Sánchez confirms past Cuban government support for international terrorism and drug trafficking. He tells of how members of the terrorist Spanish Basque ETA “were welcomed with open arms by Fidel.” They taught bomb-making, a skill then shared with Latin American guerrilla groups.

Although it has scarcely been in doubt, Sánchez confirms that Puerto Rican terrorist Victor Manuel Gerena – on the FBI’s Ten Most Wanted Fugitives list since 1984 — is in Cuba. After stealing more than $7 million from a Wells Fargo armored car terminal in Connecticut in 1983, he was covertly exfiltrated to Havana in a series of Cuban intelligence operations.

The enormous costs of protecting Castro form a leitmotif that runs through this smoothly written memoir. Sánchez tells of being dispatched with a briefcase full of dollars to purchase homes in Harare, Zimbabwe before a visit by Fidel. The one where Castro briefly stayed was extensively remodeled for him, including the addition of an underground air raid shelter.

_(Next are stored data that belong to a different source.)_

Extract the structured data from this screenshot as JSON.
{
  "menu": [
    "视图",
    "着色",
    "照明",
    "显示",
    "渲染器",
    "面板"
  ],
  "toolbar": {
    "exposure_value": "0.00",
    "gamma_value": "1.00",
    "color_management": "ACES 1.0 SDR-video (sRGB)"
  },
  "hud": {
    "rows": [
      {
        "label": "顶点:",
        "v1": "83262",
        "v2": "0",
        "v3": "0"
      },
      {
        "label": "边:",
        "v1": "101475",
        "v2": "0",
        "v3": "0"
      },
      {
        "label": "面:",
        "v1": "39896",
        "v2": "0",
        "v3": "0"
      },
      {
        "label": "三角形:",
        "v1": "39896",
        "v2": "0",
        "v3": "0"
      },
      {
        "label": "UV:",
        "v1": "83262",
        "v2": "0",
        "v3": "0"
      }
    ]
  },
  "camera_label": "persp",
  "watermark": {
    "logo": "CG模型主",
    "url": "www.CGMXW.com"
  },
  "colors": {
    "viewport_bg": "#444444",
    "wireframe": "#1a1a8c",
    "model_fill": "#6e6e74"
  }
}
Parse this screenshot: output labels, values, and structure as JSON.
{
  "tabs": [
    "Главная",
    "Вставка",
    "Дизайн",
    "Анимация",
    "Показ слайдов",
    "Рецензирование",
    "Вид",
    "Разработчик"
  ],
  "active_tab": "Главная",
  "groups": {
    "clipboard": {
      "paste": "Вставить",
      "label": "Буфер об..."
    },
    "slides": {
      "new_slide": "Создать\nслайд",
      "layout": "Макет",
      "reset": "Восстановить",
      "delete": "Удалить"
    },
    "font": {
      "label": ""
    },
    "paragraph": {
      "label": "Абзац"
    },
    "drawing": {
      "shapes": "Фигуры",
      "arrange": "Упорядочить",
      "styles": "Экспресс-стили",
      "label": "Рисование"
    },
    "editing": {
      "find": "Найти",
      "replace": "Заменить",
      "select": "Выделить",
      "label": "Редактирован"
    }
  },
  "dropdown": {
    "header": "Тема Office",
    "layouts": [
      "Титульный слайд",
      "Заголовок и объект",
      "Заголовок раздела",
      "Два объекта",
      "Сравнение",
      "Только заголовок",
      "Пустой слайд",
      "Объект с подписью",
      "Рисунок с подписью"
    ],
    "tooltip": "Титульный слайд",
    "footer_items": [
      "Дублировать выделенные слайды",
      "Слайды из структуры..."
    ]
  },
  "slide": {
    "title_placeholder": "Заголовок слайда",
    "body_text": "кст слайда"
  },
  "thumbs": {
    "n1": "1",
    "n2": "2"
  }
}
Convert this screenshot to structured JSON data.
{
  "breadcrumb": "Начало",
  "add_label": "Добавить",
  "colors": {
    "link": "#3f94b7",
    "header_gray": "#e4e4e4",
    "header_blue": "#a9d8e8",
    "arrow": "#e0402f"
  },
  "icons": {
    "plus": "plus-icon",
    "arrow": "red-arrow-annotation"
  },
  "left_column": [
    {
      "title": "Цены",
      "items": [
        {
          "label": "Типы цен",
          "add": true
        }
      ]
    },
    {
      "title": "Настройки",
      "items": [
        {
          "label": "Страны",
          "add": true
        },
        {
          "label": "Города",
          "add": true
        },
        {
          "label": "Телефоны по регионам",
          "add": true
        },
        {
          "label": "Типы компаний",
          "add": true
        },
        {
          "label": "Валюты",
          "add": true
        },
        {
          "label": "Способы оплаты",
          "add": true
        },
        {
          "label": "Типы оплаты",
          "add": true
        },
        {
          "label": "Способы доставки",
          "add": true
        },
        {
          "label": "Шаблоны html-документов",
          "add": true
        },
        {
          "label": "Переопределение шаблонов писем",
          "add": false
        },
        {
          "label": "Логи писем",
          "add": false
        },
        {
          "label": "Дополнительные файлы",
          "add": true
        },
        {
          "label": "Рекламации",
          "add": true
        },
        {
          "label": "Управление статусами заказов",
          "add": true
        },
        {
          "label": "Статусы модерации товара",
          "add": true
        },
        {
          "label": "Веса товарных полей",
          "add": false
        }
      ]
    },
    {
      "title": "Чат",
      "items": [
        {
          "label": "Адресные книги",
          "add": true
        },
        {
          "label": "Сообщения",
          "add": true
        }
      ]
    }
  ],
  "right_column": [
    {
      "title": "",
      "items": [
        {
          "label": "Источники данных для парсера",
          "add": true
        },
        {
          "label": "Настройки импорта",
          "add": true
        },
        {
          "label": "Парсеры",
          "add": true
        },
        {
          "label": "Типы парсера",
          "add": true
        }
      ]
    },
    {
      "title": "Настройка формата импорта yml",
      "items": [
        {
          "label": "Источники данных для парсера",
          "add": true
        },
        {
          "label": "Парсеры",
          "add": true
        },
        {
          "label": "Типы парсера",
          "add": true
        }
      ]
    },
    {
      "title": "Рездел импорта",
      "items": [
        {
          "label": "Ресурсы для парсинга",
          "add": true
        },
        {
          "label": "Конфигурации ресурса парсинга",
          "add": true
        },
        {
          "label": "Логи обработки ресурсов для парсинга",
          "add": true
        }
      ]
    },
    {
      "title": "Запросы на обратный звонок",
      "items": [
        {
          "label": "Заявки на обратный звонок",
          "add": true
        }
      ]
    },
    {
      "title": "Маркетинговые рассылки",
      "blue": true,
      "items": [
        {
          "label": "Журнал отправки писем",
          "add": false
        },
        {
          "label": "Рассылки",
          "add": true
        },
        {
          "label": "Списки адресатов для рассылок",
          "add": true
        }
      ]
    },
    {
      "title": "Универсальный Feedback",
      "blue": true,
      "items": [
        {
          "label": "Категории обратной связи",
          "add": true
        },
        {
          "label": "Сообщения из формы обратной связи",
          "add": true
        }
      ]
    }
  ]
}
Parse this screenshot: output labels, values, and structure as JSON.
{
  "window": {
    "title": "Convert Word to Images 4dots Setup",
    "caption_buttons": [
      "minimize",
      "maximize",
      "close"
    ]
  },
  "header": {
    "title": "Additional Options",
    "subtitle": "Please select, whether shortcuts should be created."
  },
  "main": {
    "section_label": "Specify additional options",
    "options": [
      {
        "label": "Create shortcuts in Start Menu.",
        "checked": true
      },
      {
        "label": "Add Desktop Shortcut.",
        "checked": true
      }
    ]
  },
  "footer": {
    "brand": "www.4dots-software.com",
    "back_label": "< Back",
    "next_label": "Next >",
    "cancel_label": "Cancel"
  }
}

Such extraordinary measures were standard through Fidel’s decades in power. I learned from another defector that when Castro visited the United Nations in 1995, and stayed overnight in New York, he brought along with him in the Cuban delegation an elevator repairman. The man stood ready to extricate Fidel should the elevator in the Cuban diplomatic mission malfunction. When it did, I was told that Fidel kicked furiously on the door until the old man brought along for just such an eventuality quickly accomplished the necessary fix.

For me, Sánchez’s most appalling indictment of Fidel concerns the chaotic exodus of more than 125,000 Cubans in 1980 from the port of Mariel. Most who fled were members of Cuban exile families living in the United States. They were allowed to board boats brought by relatives and to make the crossing to South Florida.

But many of the boats were forcibly loaded by Cuban authorities with criminals and mentally ill people plucked from institutions on the island. Few of us who have studied Fidel Castro have doubted that it was he who ordered those dangerous Cubans to be exported to the United States. He has persuaded few with his denials of any role in the incident.

Yet Sánchez adds an appalling new twist to the saga. We learn that prison wards and mental institutions were not hurriedly emptied, as was previously believed. Sánchez reveals that Castro insisted on scouring lists of prisoners so that he could decide who would stay and who would be sent to the United States. He ordered interior minister Jose Abrahantes to bring him prisoner records.

Sánchez was seated in an anteroom just outside of Fidel’s office when the minister arrived. The bodyguard listened as Fidel discussed individual convicts with Abrahantes.

“I was present when they brought him the lists of prisoners,” Sánchez writes, “with the name, the reason for the sentence, and the date of release. Fidel read them, and with the stroke of a pen designated which ones could go and which ones would stay. ‘Yes’ was for murderers and dangerous criminals; ‘no’ was for those who had attacked the revolution.” Dissidents remained incarcerated.

A number of the criminal and psychopathic marielitos put on the boats to Florida went on to commit heinous crimes — including mass murder, rape, and arson. Among the many despicable acts Fidel Castro committed over the years, his decision to facilitate that violence stands in a sordid class by itself.

Brian Latell is the author of “Castro's Secrets: Cuban Intelligence, the CIA, and the Assassination of John F. Kennedy”. A former National Intelligence Officer for Latin America, he is now a senior research associate at the Institute for Cuban & Cuban-American Studies, University of Miami.